On Wed, Feb 06, 2013 at 08:25:10PM +0100, Niels de Vos wrote:
> On Wed, Feb 06, 2013 at 01:54:28PM -0500, J. Bruce Fields wrote:
> > On Wed, Feb 06, 2013 at 06:19:56PM +0100, Niels de Vos wrote:
> > > On Thu, Jan 31, 2013 at 03:19:28PM -0500, J. Bruce Fields wrote:
> > > > On Thu, Jan 31, 2013 at 10:20:27AM +0100, Niels de Vos wrote:
> > > > > Well, the NFS-server dynamically gets exports (GlusterFS volumes) added 
> > > > > when these are started or newly created. There is no hard requirement 
> > > > > that a specific volume is available for the NFS-server to place a shared 
> > > > > files with a list of NFS-clients.
> > > > 
> > > > I'm not sure what you mean by "there is not hard requirement ...".
> > > > 
> > > > Surely it's a requirement that an NFS server have available at startup,
> > > > at a minimum:
> > > > 
> > > > 	- all exported volumes
> > > > 	- whichever volume contains /var/lib/nfs/statd/, if that's on
> > > > 	  glusterfs.
> > > > 
> > > > otherwise reboot recovery won't work.  (And failover definitely won't
> > > > work.)
> > > 
> > > Well, with the current state of things, the GlusterFS NFS-server (gNFS) 
> > > does not enforce that there are any volumes available to export.
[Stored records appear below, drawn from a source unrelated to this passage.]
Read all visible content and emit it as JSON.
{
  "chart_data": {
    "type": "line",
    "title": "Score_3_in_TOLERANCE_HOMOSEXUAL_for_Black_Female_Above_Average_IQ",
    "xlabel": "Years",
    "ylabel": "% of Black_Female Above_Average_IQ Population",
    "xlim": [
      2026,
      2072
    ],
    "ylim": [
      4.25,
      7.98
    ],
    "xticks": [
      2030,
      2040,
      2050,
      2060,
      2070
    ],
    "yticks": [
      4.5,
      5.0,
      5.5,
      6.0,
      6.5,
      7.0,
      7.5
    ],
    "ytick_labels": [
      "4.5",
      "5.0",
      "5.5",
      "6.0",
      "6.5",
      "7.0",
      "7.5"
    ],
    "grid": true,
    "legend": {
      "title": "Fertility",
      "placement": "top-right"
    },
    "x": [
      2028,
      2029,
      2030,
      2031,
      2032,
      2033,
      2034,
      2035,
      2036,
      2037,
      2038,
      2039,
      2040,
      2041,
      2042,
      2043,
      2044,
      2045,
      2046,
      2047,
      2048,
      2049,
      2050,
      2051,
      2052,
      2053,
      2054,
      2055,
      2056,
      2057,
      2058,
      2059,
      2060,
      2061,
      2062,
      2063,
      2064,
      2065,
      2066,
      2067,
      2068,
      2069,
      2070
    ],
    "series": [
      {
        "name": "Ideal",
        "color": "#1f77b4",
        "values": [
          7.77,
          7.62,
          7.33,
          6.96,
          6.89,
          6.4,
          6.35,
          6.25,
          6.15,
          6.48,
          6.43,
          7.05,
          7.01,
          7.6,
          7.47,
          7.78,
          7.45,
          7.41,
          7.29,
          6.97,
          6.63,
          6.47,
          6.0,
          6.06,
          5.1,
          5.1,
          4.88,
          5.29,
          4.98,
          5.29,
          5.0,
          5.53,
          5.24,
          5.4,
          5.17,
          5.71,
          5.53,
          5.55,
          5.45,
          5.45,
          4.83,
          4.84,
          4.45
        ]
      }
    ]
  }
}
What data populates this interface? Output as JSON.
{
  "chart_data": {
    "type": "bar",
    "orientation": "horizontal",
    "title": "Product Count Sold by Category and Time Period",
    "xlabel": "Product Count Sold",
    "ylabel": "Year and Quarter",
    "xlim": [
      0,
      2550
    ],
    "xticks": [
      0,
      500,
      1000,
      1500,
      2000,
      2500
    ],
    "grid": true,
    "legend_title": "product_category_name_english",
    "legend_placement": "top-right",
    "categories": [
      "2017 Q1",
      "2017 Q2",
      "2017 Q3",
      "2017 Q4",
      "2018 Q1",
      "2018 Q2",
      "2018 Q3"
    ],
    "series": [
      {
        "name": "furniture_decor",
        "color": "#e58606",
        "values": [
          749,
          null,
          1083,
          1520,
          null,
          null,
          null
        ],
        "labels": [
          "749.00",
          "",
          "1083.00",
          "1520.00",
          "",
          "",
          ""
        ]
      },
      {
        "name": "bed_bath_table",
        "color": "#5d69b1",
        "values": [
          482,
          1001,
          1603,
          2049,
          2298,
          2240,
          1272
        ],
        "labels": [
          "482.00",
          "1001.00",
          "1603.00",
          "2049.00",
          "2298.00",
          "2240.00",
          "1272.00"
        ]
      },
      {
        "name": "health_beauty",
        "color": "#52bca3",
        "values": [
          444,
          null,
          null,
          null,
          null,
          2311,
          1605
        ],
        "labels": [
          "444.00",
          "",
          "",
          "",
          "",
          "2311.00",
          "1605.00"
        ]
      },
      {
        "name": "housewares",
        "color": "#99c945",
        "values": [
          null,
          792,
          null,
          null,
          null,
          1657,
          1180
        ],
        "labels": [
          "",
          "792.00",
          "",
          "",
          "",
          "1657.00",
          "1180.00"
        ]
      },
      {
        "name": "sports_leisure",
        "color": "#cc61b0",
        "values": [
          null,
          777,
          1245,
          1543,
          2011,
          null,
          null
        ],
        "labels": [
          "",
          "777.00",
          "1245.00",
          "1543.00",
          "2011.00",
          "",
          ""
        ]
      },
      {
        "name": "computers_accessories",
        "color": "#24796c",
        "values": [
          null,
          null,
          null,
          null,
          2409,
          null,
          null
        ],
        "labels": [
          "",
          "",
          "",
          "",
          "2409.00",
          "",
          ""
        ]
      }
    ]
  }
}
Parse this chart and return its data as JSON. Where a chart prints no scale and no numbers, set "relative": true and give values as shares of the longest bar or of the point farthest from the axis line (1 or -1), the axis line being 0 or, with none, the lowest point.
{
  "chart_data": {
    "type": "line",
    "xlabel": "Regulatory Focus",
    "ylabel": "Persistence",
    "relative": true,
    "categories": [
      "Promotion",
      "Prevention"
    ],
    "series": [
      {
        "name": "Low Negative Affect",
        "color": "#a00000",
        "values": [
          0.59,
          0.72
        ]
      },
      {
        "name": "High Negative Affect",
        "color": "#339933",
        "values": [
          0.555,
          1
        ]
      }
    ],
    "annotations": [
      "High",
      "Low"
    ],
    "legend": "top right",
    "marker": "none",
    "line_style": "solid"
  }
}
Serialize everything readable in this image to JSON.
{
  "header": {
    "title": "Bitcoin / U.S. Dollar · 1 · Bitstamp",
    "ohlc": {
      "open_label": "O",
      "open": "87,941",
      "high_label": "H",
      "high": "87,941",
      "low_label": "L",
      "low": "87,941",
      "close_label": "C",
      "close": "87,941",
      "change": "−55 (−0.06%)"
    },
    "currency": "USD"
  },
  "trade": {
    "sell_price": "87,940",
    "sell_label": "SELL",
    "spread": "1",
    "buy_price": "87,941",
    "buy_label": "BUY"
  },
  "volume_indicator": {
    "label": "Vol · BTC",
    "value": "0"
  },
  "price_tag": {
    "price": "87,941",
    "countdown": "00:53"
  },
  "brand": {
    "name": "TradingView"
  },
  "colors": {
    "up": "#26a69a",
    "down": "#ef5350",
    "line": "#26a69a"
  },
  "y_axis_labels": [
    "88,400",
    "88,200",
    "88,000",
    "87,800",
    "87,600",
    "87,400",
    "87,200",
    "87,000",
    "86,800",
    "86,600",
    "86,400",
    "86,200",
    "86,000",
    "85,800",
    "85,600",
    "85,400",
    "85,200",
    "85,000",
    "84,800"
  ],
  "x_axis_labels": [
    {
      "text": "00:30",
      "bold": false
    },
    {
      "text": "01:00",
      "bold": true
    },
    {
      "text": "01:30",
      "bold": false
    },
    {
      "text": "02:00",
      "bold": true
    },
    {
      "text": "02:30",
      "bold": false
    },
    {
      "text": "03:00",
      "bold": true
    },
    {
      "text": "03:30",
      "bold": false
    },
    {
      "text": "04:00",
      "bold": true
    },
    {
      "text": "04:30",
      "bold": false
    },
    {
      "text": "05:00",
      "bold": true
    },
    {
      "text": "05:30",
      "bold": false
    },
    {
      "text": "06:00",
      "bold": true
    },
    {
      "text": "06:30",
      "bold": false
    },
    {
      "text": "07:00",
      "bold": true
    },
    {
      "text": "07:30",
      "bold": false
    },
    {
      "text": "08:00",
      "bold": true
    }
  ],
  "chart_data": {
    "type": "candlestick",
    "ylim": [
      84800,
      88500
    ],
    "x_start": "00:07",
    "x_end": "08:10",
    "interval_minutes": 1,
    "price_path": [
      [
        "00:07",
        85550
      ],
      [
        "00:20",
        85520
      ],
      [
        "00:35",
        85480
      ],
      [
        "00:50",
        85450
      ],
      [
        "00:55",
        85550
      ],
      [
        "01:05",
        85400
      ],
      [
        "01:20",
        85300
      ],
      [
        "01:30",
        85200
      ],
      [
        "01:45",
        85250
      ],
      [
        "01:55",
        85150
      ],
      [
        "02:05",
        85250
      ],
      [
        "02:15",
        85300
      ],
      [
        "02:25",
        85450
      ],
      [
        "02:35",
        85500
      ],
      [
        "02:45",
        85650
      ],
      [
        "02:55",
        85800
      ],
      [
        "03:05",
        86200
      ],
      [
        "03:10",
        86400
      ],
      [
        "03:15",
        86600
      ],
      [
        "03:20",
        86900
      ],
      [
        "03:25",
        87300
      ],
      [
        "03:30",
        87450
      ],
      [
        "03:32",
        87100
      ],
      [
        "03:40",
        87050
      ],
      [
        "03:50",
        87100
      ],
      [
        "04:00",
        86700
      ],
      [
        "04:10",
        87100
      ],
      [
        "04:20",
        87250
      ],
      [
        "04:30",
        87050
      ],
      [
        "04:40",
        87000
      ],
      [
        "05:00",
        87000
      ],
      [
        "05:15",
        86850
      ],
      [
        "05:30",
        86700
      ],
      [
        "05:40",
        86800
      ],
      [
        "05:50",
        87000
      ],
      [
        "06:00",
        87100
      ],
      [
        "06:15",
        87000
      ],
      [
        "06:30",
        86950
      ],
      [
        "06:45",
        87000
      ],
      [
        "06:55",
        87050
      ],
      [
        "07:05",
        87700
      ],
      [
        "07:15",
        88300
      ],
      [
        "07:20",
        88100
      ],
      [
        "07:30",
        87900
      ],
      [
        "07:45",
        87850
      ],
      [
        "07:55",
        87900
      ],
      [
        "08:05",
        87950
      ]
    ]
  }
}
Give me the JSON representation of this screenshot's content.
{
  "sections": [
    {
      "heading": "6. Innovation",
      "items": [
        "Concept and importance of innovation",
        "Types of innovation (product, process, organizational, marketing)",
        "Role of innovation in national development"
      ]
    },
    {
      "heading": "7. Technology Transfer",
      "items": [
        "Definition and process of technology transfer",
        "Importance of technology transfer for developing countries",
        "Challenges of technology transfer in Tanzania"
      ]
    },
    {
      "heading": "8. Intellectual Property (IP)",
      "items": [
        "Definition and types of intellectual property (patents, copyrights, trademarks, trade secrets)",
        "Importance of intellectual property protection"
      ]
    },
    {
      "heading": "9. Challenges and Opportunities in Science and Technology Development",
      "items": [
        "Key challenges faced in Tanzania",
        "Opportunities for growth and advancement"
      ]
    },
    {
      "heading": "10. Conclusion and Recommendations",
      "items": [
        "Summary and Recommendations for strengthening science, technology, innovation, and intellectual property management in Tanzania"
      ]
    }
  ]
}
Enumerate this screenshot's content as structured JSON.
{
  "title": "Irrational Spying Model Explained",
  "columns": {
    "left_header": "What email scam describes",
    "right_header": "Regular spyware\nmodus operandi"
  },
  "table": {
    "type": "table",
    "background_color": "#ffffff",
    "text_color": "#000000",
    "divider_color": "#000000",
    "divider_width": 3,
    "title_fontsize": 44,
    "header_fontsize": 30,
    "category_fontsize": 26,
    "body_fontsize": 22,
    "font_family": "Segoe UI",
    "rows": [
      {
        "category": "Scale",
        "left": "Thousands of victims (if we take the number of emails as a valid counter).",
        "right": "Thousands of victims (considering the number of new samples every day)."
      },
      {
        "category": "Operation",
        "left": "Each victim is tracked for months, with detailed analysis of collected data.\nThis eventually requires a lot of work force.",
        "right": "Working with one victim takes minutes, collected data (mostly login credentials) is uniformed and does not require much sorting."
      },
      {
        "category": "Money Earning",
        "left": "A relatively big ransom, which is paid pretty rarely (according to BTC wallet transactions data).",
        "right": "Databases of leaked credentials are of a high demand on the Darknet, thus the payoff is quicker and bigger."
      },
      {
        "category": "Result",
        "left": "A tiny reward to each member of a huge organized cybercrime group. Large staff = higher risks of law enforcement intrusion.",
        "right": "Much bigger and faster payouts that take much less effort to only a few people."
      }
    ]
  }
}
These 
> > > can be added dynamically (similar to calling exportfs for Linux nfsd).  
> > 
> > Sure, it's fine to allow that, just as long we make sure that anything
> > already exported is available before server start.
> > 
> > > When an NFS-client tries to mount an export immediately after gNFS has 
> > > been started, the MOUNT will return ENOENT :-/
> > 
> > It's not new mounts that are the problem, it's preexisting mounts after
> > a server reboot:
> > 
> > An application already has a file open.  The server reboots, and as soon
> > as it's back up the client sends an operation using that filehandle.  If
> > the server fails to recognize the filehandle and returns ESTALE, that
> > ESTALE gets returned to the application--definitely a bug.
> 
> Yes, I understand that now. Currently the NFS server starts listening, 
> and volumes to export will be added a little later...
> 
> > So for correct reboot recovery support, any export in use on the
> > previous boot has to be back up before the NFS server starts listening
> > for rpc's.
> 
> Which is not the case at the moment.
> 
> > (Alternatively the server could look at the filehandle, recognize that
> > it's for a volume that hasn't come up yet, and return EJUKEBOX.  I don't
> > think gluster does that.)
> 
> I very much doubt that as well. The error is defined in the sources, but 
> I do not see any usages. IMHO it is easier to make the exports available 
> in the NFS-server before listening for incoming RPC connections. Trying 
> to return EJUKEBOX would probably require knowledge of the volumes 
> anyway.

Yes, agreed.

> Thanks for these details explanations, at least I think I understand 
> what needs to be done before GlusterFS can offer a true high-available 
> NFS-server. (And hopefully I find some time to extend/improve the 
> behaviour bit by bit.)

Note that reboot recovery is something that users generally expect to
Just Work on any NFS server, so this is a bug to fix even before making
HA work.

--b.